AHY: Terlalu Awal Menyimpulkan Pemerintahan Prabowo Sukses atau Gagal di 100 Hari Kerja
AHY mengatakan, masih terlalu cepat untuk menilai 100 hari kinerja Pemerintahan Prabowo Subianto-Gibran Rakabuming Raka.
Menteri Koordinator Bidang Infrastruktur dan Pembangunan Kewilayahan, Agus Harimurti Yudhoyono (AHY) mengatakan, masih terlalu cepat untuk menilai 100 hari kinerja Pemerintahan Prabowo Subianto-Gibran Rakabuming Raka.
Hal ini disampaikan dalam diskusi 100 hari kabinet dan peluncuran buku 'Mewujudkan Asta Cita Prabowo' yang digelar di Hotel Grand Sahid Jaya, Jakarta.
"Artinya, too early to tell. Terlalu awal untuk kita langsung menyimpulkan ini sukses atau ini gagal," kata AHY, Jakarta, Jumat (31/1).
Menurutnya, jika menghitung 100 hari, kinerja pemerintah secara persentase baru bekerja lima persen saja.
"Saya sudah hitung. Kalau tidak percaya silakan hitung sendiri, 5 tahun itu 1.826 (hari). Dari 20 Oktober 2024 hingga 20 Oktober 2029. Tiga bulan dari 60 bulan depan. Itu hanya sekitar 5 persen," jelasnya.
Selain itu, kata AHY, tingginya angka kepuasan rakyat terhadap kinerja pemerintahan Prabowo-Gibran berdasarkan sejumlah survei harus menjadi penyemangat untuk bekerja lebih maksimal.

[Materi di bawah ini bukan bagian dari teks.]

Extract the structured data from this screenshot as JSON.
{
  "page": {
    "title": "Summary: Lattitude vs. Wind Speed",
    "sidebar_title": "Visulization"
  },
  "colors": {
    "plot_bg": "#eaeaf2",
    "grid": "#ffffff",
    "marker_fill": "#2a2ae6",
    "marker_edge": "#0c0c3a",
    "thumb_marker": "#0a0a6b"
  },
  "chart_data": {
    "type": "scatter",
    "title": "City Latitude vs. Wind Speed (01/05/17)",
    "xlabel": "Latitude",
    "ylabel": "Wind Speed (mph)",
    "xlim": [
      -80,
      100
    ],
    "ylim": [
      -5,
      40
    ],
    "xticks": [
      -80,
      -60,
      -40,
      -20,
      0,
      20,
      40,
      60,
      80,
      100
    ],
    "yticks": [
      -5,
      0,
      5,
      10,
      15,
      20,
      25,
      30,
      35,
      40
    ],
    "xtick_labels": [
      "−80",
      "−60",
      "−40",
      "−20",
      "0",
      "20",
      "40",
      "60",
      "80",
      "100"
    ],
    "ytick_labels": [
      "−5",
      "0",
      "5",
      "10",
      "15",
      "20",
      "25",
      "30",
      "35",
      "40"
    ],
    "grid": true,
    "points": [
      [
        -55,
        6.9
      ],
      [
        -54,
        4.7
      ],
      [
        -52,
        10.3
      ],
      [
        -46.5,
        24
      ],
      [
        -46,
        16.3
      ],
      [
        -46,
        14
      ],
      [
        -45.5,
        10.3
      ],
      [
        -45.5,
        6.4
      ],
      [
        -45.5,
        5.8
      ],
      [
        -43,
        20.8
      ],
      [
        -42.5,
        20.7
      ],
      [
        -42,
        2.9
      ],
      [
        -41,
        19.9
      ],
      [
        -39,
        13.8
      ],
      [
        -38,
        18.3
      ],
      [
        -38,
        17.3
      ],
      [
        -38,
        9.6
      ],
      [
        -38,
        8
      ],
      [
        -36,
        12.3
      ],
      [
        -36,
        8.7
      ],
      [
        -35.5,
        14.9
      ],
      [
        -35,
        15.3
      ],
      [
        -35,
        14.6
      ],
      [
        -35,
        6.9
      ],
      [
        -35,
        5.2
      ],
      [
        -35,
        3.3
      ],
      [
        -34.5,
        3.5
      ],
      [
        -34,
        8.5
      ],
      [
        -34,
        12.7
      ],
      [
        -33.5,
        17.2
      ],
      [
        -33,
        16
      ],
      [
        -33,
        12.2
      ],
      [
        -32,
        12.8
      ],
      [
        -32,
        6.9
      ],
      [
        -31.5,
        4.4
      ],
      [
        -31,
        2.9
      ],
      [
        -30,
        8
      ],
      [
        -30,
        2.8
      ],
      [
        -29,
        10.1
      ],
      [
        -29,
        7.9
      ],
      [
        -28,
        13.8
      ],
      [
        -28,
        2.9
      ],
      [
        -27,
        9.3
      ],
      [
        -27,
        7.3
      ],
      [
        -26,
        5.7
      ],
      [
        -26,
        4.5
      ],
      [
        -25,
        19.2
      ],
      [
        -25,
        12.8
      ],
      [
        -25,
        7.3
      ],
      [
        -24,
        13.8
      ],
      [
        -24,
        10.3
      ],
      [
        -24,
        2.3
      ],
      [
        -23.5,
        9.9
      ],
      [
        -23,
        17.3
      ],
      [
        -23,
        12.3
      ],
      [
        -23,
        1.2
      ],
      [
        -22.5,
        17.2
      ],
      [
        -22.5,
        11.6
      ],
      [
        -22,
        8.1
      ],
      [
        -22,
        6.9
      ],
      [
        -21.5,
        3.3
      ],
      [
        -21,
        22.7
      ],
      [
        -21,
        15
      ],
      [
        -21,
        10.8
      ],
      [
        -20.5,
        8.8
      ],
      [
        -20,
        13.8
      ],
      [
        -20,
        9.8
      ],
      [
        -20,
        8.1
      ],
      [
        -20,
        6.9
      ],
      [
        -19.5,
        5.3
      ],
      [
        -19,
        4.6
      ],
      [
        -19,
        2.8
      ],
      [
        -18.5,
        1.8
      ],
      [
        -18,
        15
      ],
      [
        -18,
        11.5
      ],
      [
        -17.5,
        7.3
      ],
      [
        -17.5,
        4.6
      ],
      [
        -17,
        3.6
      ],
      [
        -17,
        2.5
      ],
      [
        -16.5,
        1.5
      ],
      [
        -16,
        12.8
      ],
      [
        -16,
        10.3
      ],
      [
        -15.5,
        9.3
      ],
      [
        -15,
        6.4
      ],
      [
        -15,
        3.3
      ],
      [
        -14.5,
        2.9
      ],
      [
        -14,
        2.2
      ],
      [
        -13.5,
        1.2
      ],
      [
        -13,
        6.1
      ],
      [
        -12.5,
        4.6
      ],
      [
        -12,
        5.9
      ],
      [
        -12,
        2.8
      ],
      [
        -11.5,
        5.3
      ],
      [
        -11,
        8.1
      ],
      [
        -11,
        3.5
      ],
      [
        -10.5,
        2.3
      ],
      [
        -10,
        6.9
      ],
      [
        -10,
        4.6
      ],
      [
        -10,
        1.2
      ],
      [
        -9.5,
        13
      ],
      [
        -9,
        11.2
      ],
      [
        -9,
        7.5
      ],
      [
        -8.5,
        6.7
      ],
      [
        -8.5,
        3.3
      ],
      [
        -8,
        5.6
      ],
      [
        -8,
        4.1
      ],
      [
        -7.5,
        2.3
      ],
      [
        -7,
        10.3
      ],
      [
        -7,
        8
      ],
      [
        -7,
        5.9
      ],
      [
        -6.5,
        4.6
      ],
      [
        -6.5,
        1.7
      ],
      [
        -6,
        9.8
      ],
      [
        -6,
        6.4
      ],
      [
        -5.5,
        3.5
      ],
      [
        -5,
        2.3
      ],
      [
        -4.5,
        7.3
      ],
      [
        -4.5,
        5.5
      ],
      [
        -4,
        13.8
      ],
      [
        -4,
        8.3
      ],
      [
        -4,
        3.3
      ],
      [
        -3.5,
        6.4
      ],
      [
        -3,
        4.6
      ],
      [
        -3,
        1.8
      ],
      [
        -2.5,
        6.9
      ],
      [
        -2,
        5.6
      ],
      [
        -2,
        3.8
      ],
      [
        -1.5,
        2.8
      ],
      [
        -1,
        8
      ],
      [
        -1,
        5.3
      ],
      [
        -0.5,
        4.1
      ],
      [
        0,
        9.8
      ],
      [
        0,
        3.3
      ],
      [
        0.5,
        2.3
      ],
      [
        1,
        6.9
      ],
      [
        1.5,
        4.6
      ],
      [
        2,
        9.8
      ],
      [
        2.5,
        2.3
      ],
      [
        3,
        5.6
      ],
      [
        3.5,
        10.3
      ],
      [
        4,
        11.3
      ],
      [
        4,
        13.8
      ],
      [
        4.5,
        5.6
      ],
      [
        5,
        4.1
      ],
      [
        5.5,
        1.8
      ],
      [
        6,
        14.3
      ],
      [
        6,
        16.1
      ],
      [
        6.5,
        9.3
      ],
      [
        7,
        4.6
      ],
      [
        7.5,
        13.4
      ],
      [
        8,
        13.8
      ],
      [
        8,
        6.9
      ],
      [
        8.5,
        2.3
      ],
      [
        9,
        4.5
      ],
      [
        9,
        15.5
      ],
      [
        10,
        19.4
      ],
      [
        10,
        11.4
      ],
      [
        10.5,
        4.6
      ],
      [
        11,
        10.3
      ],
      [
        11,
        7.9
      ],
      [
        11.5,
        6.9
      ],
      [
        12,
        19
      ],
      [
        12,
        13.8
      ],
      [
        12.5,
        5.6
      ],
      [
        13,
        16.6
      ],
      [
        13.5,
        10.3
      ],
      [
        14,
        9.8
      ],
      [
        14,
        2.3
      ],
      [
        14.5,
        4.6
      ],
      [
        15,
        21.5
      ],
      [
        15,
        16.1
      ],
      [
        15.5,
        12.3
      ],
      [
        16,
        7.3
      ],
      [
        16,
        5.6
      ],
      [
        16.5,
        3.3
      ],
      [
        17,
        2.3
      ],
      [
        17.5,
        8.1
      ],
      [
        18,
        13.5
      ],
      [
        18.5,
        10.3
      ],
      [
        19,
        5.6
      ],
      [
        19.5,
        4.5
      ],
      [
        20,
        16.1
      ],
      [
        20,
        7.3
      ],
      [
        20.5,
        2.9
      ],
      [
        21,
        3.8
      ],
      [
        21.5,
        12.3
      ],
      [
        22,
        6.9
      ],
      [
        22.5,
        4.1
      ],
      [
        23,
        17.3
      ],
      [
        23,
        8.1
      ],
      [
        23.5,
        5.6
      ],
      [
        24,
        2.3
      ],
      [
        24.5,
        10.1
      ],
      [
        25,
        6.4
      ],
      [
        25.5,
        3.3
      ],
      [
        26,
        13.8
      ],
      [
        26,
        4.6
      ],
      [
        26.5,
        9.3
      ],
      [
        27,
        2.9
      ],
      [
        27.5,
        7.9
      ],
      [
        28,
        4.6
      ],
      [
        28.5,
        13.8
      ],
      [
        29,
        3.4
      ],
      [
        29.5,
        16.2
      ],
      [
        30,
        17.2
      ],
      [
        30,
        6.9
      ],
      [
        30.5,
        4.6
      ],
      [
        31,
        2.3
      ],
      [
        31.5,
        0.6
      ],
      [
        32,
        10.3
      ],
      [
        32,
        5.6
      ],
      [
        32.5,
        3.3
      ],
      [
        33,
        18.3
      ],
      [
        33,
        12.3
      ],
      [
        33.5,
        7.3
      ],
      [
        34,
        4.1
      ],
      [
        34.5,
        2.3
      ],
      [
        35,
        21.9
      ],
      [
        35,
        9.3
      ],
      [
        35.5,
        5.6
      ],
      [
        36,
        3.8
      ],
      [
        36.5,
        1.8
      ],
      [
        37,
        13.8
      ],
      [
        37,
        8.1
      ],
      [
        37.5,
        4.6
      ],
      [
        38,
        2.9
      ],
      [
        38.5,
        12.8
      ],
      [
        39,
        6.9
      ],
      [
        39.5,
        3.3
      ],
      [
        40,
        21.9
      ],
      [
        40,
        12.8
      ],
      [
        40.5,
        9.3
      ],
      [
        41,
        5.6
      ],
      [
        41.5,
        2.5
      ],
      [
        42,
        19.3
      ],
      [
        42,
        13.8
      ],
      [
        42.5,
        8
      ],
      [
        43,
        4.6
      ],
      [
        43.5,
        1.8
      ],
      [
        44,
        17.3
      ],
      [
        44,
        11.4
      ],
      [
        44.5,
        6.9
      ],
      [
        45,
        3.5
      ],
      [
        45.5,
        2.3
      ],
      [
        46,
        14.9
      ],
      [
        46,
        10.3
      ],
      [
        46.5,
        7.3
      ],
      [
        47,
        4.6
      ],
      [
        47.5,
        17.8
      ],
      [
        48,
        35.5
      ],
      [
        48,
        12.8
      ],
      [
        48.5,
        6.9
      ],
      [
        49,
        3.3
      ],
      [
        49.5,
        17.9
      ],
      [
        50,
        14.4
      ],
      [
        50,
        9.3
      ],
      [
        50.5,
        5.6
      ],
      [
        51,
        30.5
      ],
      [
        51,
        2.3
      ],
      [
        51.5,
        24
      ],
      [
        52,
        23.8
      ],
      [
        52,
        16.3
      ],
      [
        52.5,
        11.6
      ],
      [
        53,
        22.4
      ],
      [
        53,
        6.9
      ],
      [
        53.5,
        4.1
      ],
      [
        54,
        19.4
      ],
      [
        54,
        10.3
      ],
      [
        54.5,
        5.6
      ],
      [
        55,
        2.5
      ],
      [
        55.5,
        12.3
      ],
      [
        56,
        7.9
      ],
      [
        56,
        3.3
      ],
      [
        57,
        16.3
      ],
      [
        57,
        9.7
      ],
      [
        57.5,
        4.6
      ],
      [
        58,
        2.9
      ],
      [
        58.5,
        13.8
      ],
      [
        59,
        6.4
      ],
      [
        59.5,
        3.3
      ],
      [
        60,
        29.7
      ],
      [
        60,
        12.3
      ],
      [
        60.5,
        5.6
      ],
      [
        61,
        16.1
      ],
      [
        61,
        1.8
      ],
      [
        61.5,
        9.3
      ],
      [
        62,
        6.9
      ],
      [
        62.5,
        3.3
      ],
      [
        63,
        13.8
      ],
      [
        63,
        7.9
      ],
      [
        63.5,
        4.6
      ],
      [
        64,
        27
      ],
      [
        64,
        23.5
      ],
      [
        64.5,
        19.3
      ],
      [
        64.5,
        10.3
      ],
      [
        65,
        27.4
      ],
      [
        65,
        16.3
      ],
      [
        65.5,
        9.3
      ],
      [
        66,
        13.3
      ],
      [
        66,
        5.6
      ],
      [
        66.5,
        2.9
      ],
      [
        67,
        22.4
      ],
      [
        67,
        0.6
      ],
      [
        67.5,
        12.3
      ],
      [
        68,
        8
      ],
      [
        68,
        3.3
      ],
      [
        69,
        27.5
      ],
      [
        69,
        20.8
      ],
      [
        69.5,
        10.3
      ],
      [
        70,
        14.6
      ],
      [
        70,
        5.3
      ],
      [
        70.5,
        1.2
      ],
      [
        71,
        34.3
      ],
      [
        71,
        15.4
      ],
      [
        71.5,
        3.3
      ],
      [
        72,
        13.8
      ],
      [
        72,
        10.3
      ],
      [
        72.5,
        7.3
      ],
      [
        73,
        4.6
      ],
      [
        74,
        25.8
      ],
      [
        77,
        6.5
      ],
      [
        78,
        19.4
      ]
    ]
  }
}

"Tentu untuk menjawab ini bukan dengan berpuas diri, tetapi lebih melecut diri kita agar kita sama-sama bisa menjaga public trust and confidence," ungkapnya.
"Nah di sini Bapak Presiden berharap kita review dengan baik, kita evaluasi dengan baik bersama-sama. Apakah sudah on the track, apakah sudah sesuai dengan tujuan awal dan progresnya baik atau ada hal-hal yang perlu dievaluasi, perlu dilakukan penyesuaian-penyesuaian?," sambungnya.
100 Hari Kerja Bukan Tolak Ukur
Senada dengan AHY, Anggota DPR RI Fraksi Demokrat Herman Khaeron menilai, 100 hari kinerja pemerintahan Prabowo-Gibran bukan menjadi tolak ukur penilaian. Akan tetap sebagai bahan evaluasi agar bisa lebih baik lagi.
"Menurut saya 100 hari tidak menjadi ukuran. Namun, tentu bisa saja ini menjadi evaluasi supaya perencanaan program kedepan akan lebih baik, sesuai dengan keinginan masyarakat dan tentu hasilnya bisa dinikmati," pungkas pria akrab disapa Kang Hero.